2 feb 2015

“La noche que Bolívar traicionó a Miranda” – J. J. Armas Marcelo

 

En sus ratos de tristeza al general Miranda le gustaba refugiarse en los recuerdos de Sonia Ostroversky en San Petersburgo. Sonia desnuda tocando al piano para él, oyente solo, espectador único, alguna parisina de Franz Joseph Haydn. Pero la Sayona le había descubierto su truco para rechazar las penas, se disfrazaba de Sonia y le interrumpía el placer. Entonces, al general Miranda se lo llevaban los demonios cuando notaba que la Sayona venía otra vez a buscarlo. Era una ligerísima corriente de aire gélido que le atería el corazón. De repente, casi al final de la vida, se daba cuenta de que se había vuelto viejo y que todos esos achaques supersticiosos formaban parte de la edad.

Todo empezó una tarde en la que, al regresar a Venezuela después de cuarenta años y seis supervivencias, vio en plena batalla que todos los que le rodeaban en su tienda de campaña de generalísimo eran mucho más jóvenes que él. La suerte de la vida que le había consagrado en su primera infancia Eulalia Rita, la ya vieja esclava de la familia que entonces ejerció de sacerdotisa en su ritual de iniciación a la inmortalidad junto a Marta Manuela, Juana Etelvina, María del Magdalo, Cayo Epícteto, Andrés Antonio, Marco Evangelista y Úrsulo del Carmen, sus otros esclavos domésticos, parecía empezar a abandonarlo en los últimos tiempos. “¡Qué vaina horrible, carajo, se me ha caído el viejo encima!”, se dijo inquieto.

Era julio esa noche en la que intuyó cercana la sombra de la Sayona, al otro lado del espejo frente al que reflexionaba sobre la rendición de sus tropas ante los ejércitos españoles de Monteverde.

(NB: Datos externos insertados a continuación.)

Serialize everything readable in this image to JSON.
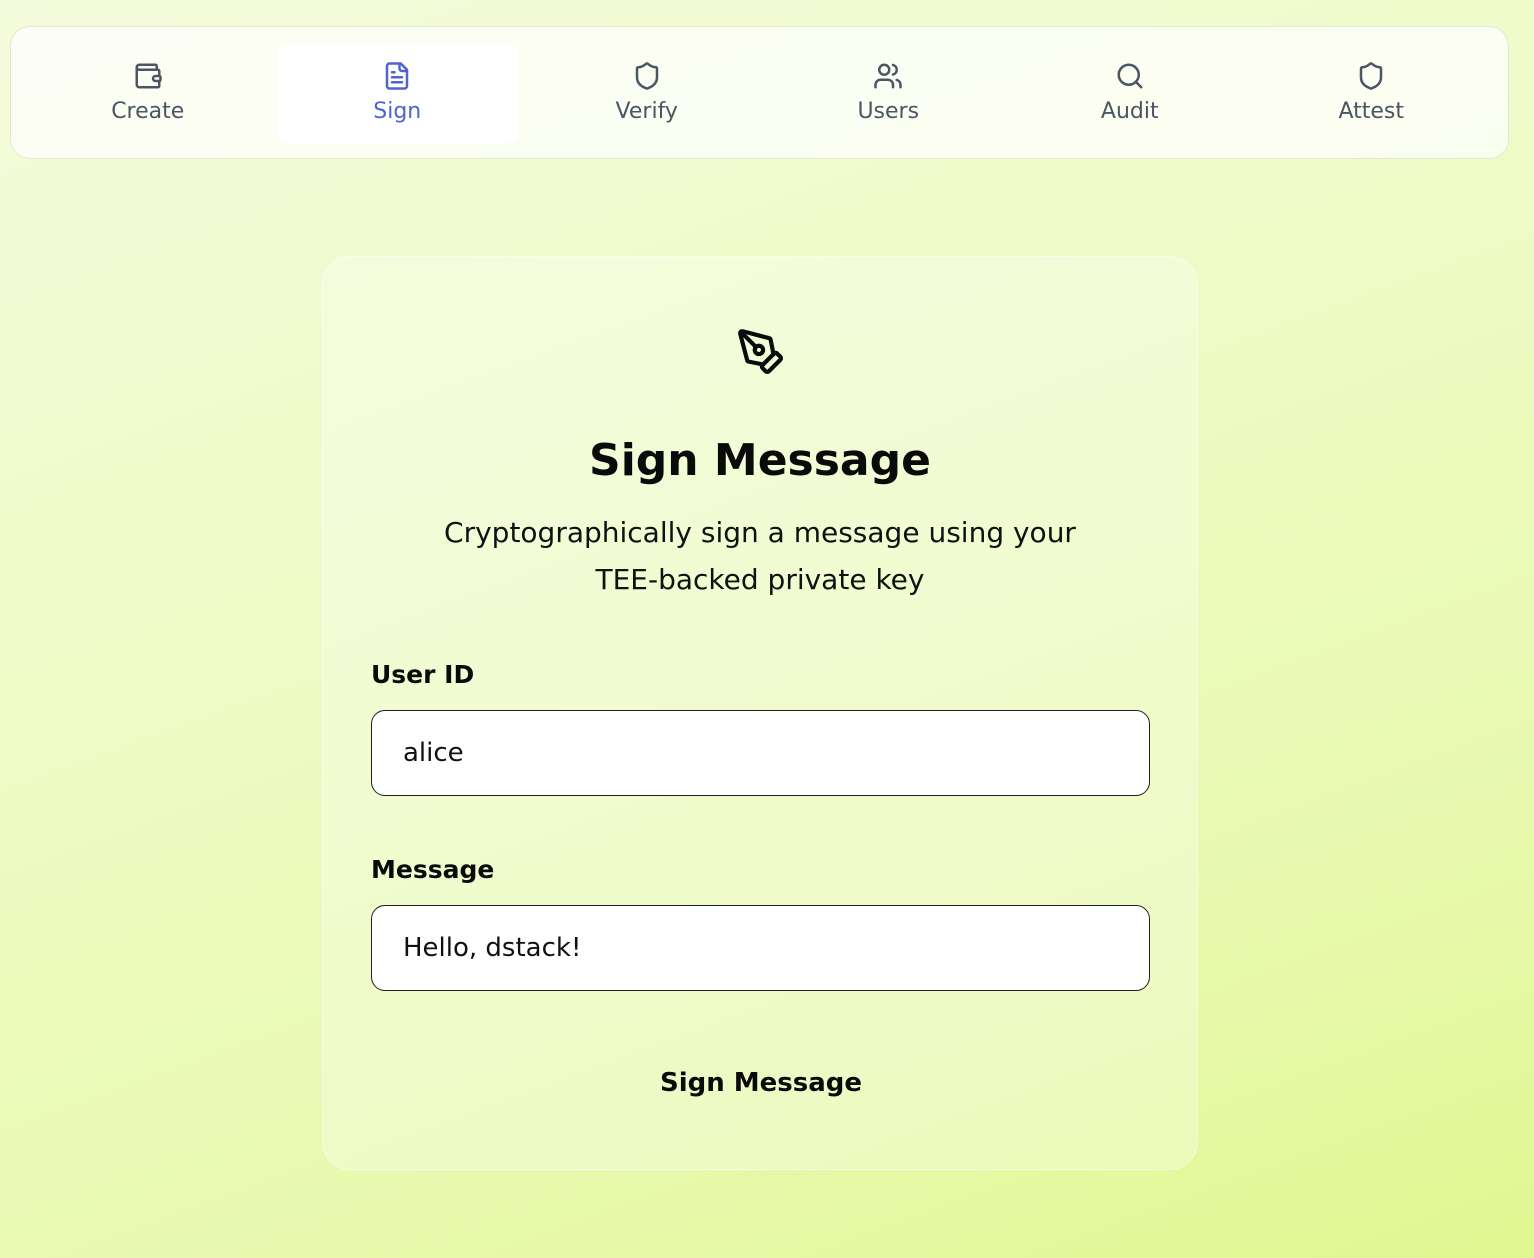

No hubo otro remedio, porque todo el mundo podía ver que lo había hecho para evitar una mayor matazón de la tropa de la república. “Los habrían aplastado uno a uno”, se dijo con la voz rasposa, cerrando los nudillos de las manos y dejándolas caer sobre la cómoda de caoba delante del espejo. Pero los mantuanos de Caracas no iban a entenderlo así y el general lo sabía. Desde la expedición   del Leander, unos años antes de ahora, no lo trajeron desde Europa para la rendición, sino como jefe militar para la libertad del país. Sabía también que nunca habían dejado de intrigar contra él. En los salones nobles de la casa del pez que escupe el agua y en otros palacetes criollos de Caracas, los amos del Valle lo habían perseguido a lo largo y ancho del mundo, desde su primer viaje a España hasta Vladivostok, convertido ya en coronel ruso junto a Catalina la Grande y Potemkin. Ahora estaba seguro de que iban a acusarlo de lo que lo habían acusado toda la vida, del peor de los pecados de un patriota, del peor de los actos de un alto jefe militar, del más horroroso de los crímenes que puede cometer un republicano convicto, confeso y libre: la traición a su propio país.